Kingship

Japanese: 王権 - おうけん(英語表記)kingship
Kingship
The title of king generally means the supreme sovereign of a country, but its meaning is complex and it is difficult to give a general definition. The head of state of Britain, the king of a small Oriental country, and the chief of a tribe may all be called king. The title of imperator (the origin of the word emperor, meaning the highest military commander), used by Roman heads of state as a symbol of authority, was an expression that avoided the more superior title of "king," but it changed to something that surpassed kings in the universal nature of its rulership. When the Germanic people invaded Rome at the end of the Western Roman Empire, the Germanic kingship, which was originally only the power of a tribal chief, changed to one that incorporated the Roman idea of ​​the emperor and the religious elements seen in the even older theocracy of the Orient. Later, when the Frankish king Charles I (the Great) was crowned in 800, it can be said that the Germanic kingship had clearly been assimilated into the idea of ​​Roman imperial power. Even kings in regions that did not come under the rule of Charles I and his descendants were quick to assert their own dignity by using imperial ceremonies and decorations. Medieval European political theory likened the Pope and the Emperor to the Sun and the Moon, and the kings to the lesser satellites, but in the late Middle Ages, during the transitional period from the collapse of feudal society to the establishment of modern civil society, the monarchy, acting as a mediator between the declining feudal powers and the rising bourgeois class, was granted unlimited and absolute power (→ absolutism). With the collapse of absolute monarchy by the civil revolution, the monarchy in Europe largely lost its political function, and today the title of king is perceived as an independent international status as the sovereign of a country.
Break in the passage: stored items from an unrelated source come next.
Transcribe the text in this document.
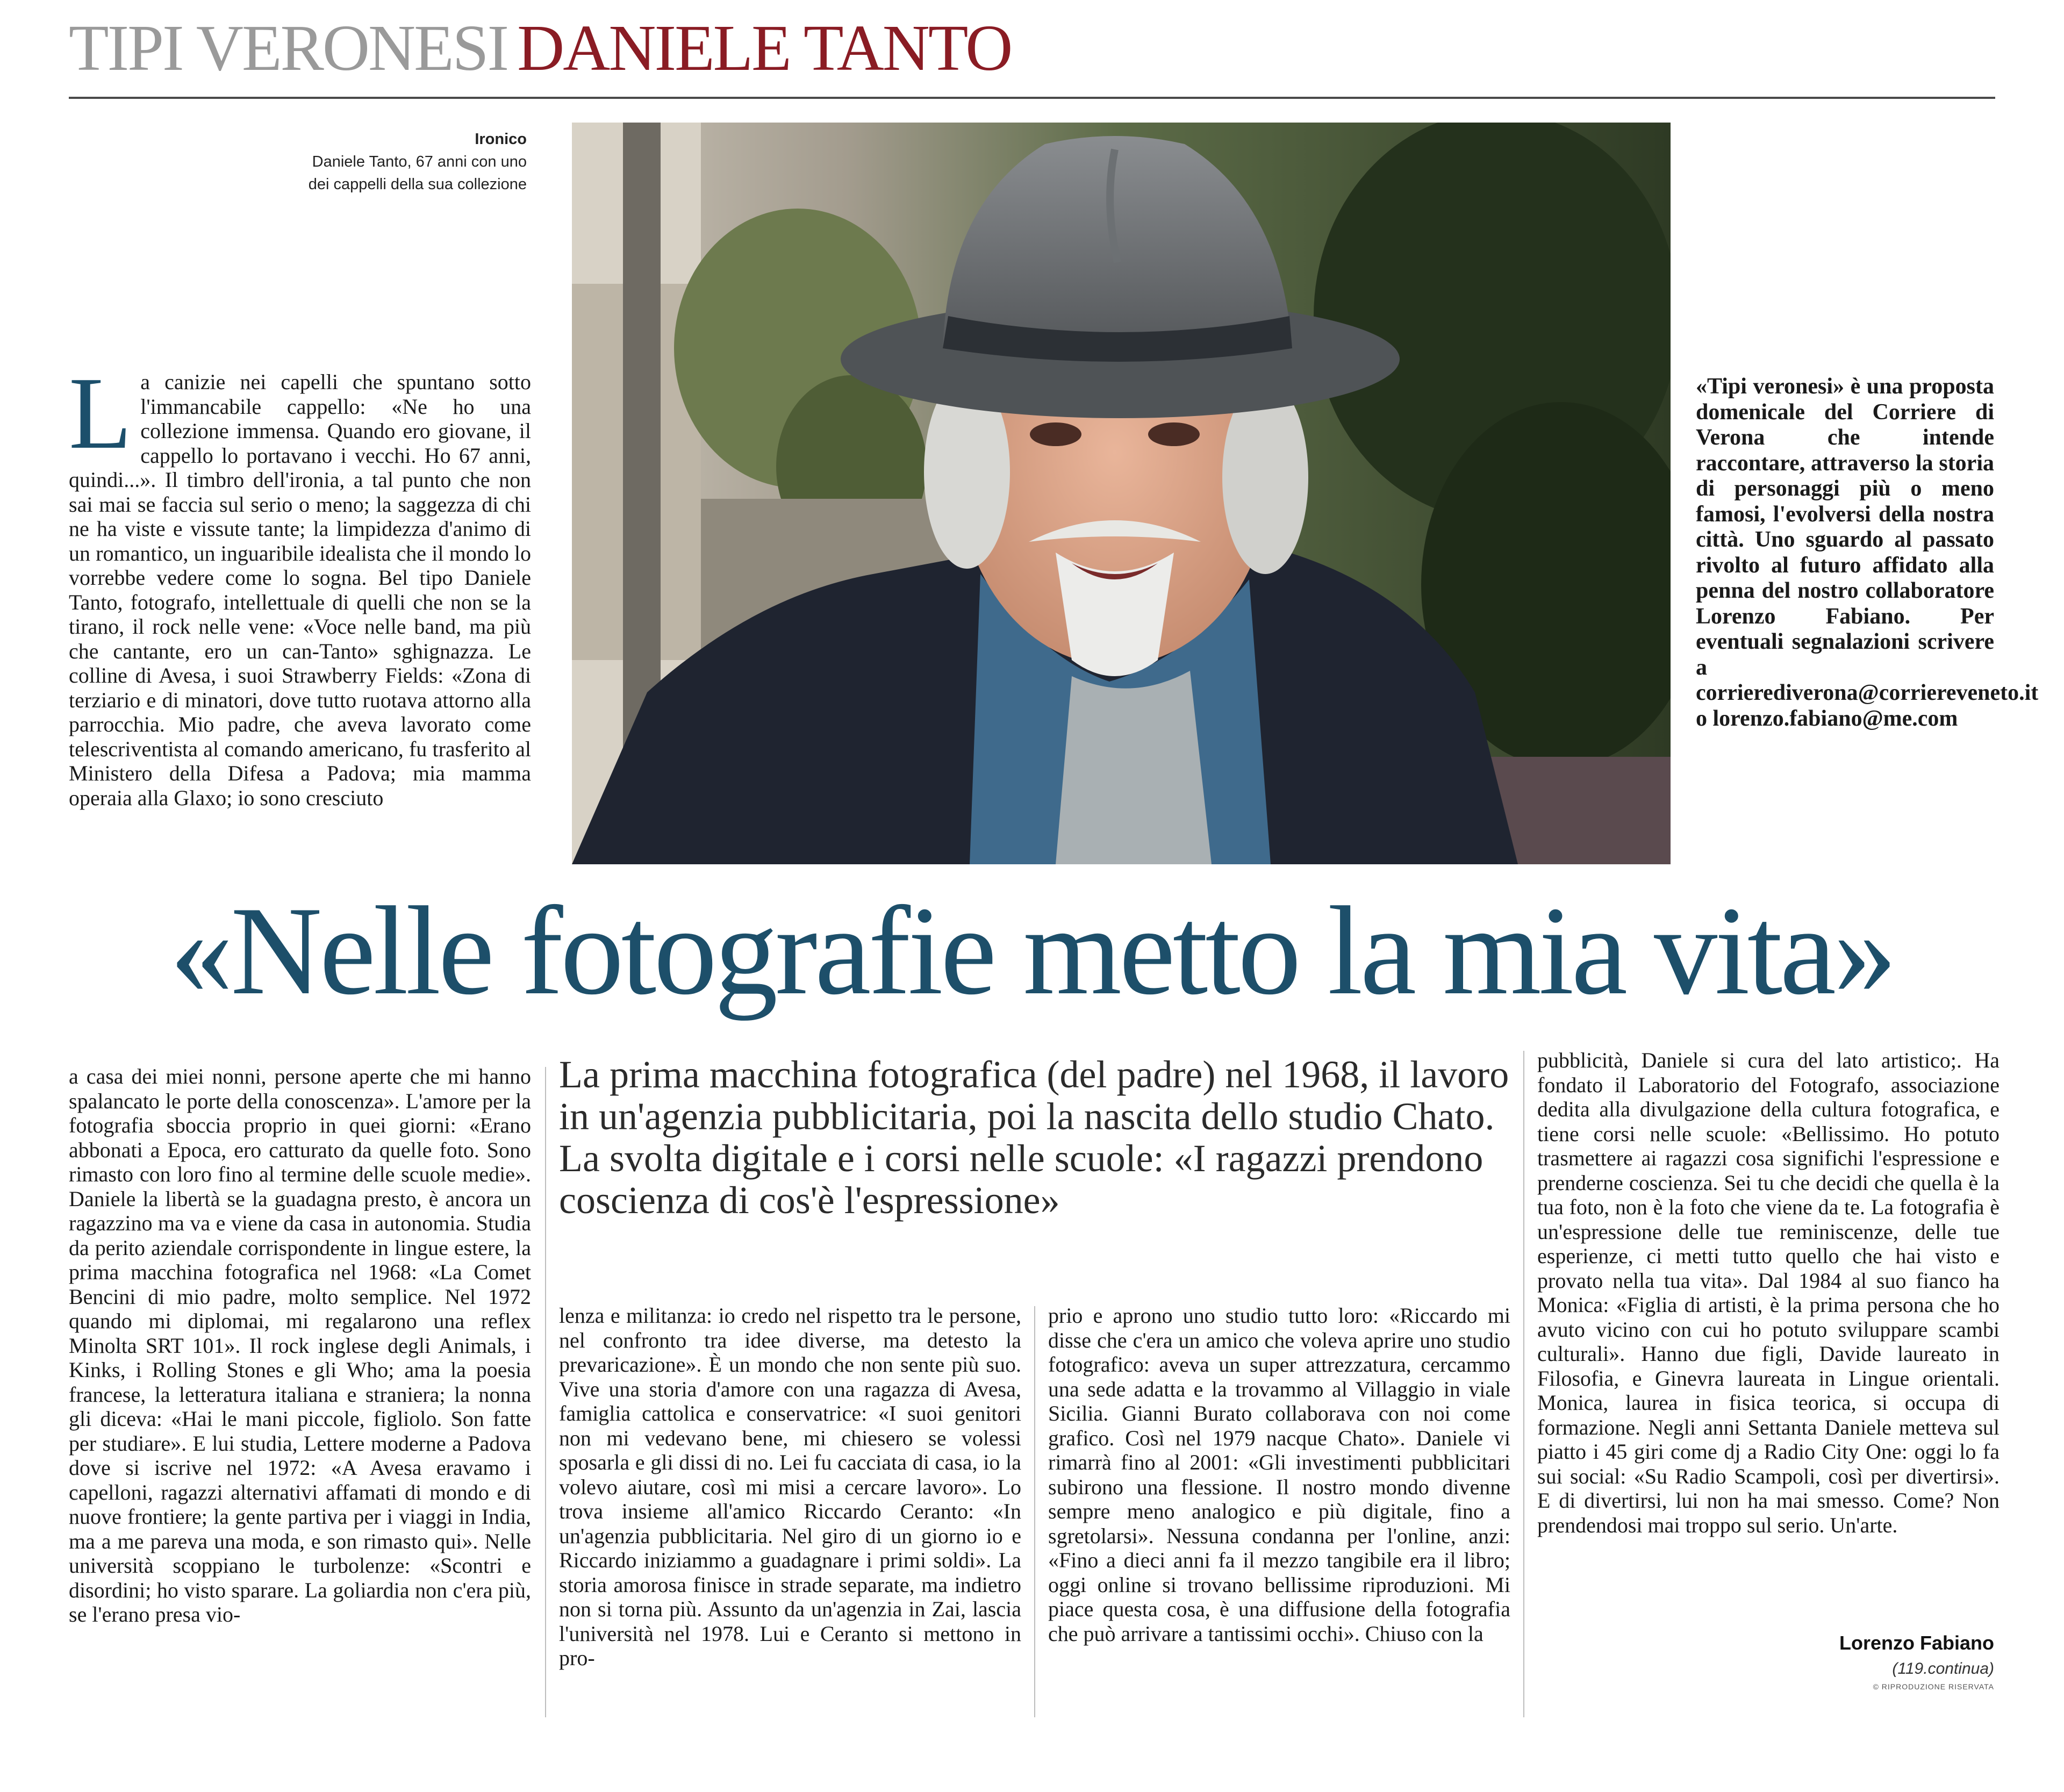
TIPI VERONESI DANIELE TANTO
Ironico
Daniele Tanto, 67 anni con uno dei cappelli della sua collezione
La canizie nei capelli che spuntano sotto l'immancabile cappello: «Ne ho una collezione immensa. Quando ero giovane, il cappello lo portavano i vecchi. Ho 67 anni, quindi...». Il timbro dell'ironia, a tal punto che non sai mai se faccia sul serio o meno; la saggezza di chi ne ha viste e vissute tante; la limpidezza d'animo di un romantico, un inguaribile idealista che il mondo lo vorrebbe vedere come lo sogna. Bel tipo Daniele Tanto, fotografo, intellettuale di quelli che non se la tirano, il rock nelle vene: «Voce nelle band, ma più che cantante, ero un can-Tanto» sghignazza. Le colline di Avesa, i suoi Strawberry Fields: «Zona di terziario e di minatori, dove tutto ruotava attorno alla parrocchia. Mio padre, che aveva lavorato come telescriventista al comando americano, fu trasferito al Ministero della Difesa a Padova; mia mamma operaia alla Glaxo; io sono cresciuto
«Tipi veronesi» è una proposta domenicale del Corriere di Verona che intende raccontare, attraverso la storia di personaggi più o meno famosi, l'evolversi della nostra città. Uno sguardo al passato rivolto al futuro affidato alla penna del nostro collaboratore Lorenzo Fabiano. Per eventuali segnalazioni scrivere a corrierediverona@corriereveneto.it o lorenzo.fabiano@me.com
«Nelle fotografie metto la mia vita»
La prima macchina fotografica (del padre) nel 1968, il lavoro in un'agenzia pubblicitaria, poi la nascita dello studio Chato. La svolta digitale e i corsi nelle scuole: «I ragazzi prendono coscienza di cos'è l'espressione»
a casa dei miei nonni, persone aperte che mi hanno spalancato le porte della conoscenza». L'amore per la fotografia sboccia proprio in quei giorni: «Erano abbonati a Epoca, ero catturato da quelle foto. Sono rimasto con loro fino al termine delle scuole medie». Daniele la libertà se la guadagna presto, è ancora un ragazzino ma va e viene da casa in autonomia. Studia da perito aziendale corrispondente in lingue estere, la prima macchina fotografica nel 1968: «La Comet Bencini di mio padre, molto semplice. Nel 1972 quando mi diplomai, mi regalarono una reflex Minolta SRT 101». Il rock inglese degli Animals, i Kinks, i Rolling Stones e gli Who; ama la poesia francese, la letteratura italiana e straniera; la nonna gli diceva: «Hai le mani piccole, figliolo. Son fatte per studiare». E lui studia, Lettere moderne a Padova dove si iscrive nel 1972: «A Avesa eravamo i capelloni, ragazzi alternativi affamati di mondo e di nuove frontiere; la gente partiva per i viaggi in India, ma a me pareva una moda, e son rimasto qui». Nelle università scoppiano le turbolenze: «Scontri e disordini; ho visto sparare. La goliardia non c'era più, se l'erano presa vio-
lenza e militanza: io credo nel rispetto tra le persone, nel confronto tra idee diverse, ma detesto la prevaricazione». È un mondo che non sente più suo. Vive una storia d'amore con una ragazza di Avesa, famiglia cattolica e conservatrice: «I suoi genitori non mi vedevano bene, mi chiesero se volessi sposarla e gli dissi di no. Lei fu cacciata di casa, io la volevo aiutare, così mi misi a cercare lavoro». Lo trova insieme all'amico Riccardo Ceranto: «In un'agenzia pubblicitaria. Nel giro di un giorno io e Riccardo iniziammo a guadagnare i primi soldi». La storia amorosa finisce in strade separate, ma indietro non si torna più. Assunto da un'agenzia in Zai, lascia l'università nel 1978. Lui e Ceranto si mettono in pro-
prio e aprono uno studio tutto loro: «Riccardo mi disse che c'era un amico che voleva aprire uno studio fotografico: aveva un super attrezzatura, cercammo una sede adatta e la trovammo al Villaggio in viale Sicilia. Gianni Burato collaborava con noi come grafico. Così nel 1979 nacque Chato». Daniele vi rimarrà fino al 2001: «Gli investimenti pubblicitari subirono una flessione. Il nostro mondo divenne sempre meno analogico e più digitale, fino a sgretolarsi». Nessuna condanna per l'online, anzi: «Fino a dieci anni fa il mezzo tangibile era il libro; oggi online si trovano bellissime riproduzioni. Mi piace questa cosa, è una diffusione della fotografia che può arrivare a tantissimi occhi». Chiuso con la
pubblicità, Daniele si cura del lato artistico;. Ha fondato il Laboratorio del Fotografo, associazione dedita alla divulgazione della cultura fotografica, e tiene corsi nelle scuole: «Bellissimo. Ho potuto trasmettere ai ragazzi cosa significhi l'espressione e prenderne coscienza. Sei tu che decidi che quella è la tua foto, non è la foto che viene da te. La fotografia è un'espressione delle tue reminiscenze, delle tue esperienze, ci metti tutto quello che hai visto e provato nella tua vita». Dal 1984 al suo fianco ha Monica: «Figlia di artisti, è la prima persona che ho avuto vicino con cui ho potuto sviluppare scambi culturali». Hanno due figli, Davide laureato in Filosofia, e Ginevra laureata in Lingue orientali. Monica, laurea in fisica teorica, si occupa di formazione. Negli anni Settanta Daniele metteva sul piatto i 45 giri come dj a Radio City One: oggi lo fa sui social: «Su Radio Scampoli, così per divertirsi». E di divertirsi, lui non ha mai smesso. Come? Non prendendosi mai troppo sul serio. Un'arte.
Lorenzo Fabiano
(119.continua)
© RIPRODUZIONE RISERVATA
Source: Encyclopaedia Britannica Concise Encyclopedia About Encyclopaedia Britannica Concise Encyclopedia Information

Japanese:
王という称号は,一般的には一国の最高主権者を意味するものであるが,その内容は複雑で,総括的定義は困難である。イギリスの元首も,東洋の一小国の王も,部族の首長も,同じく王という名で呼ばれることがある。ローマの元首たちが権威の象徴として用いたインペラトル (皇帝の語源,最高の軍指揮官の意) の称号は,より優位の称号である「王」を避けた表現であったが,その支配権の普遍的性格において王を上回るものに変った。西ローマ帝国の末期,ゲルマンがローマに侵入すると,もともと部族の首長の権力にすぎなかったゲルマンの王権は,ローマの皇帝観念や,さらに古い時代のオリエントの神権政治にみられた宗教的要素を加味したものに変化していった。その後フランクの王カルル1世 (大帝)が戴冠した 800年の時点で,ゲルマンの王権は明らかにローマ的帝権の観念に同化したといえよう。カルル1世とその子孫の支配下に入ることのなかった地域の王たちさえも,皇帝の儀礼や装飾を用いてみずからの尊厳を主張するに急であった。中世ヨーロッパの政治理論は,教皇と皇帝を太陽と月,王たちをそれ以下の衛星に見立てたが,中世末期,封建社会の崩壊から近代市民社会の成立にいたる過渡期には,没落する封建的勢力と,上昇する市民階級の調停者としての王権は,無制限の絶大な権力を付与された (→絶対主義 ) 。市民革命による絶対王政の崩壊とともに,ヨーロッパでは王権がかつてもっていた政治的機能を大幅に失い,現在では,王の称号は,一国の主権者としての一個の独立した国際的地位を意味するものと受取られている。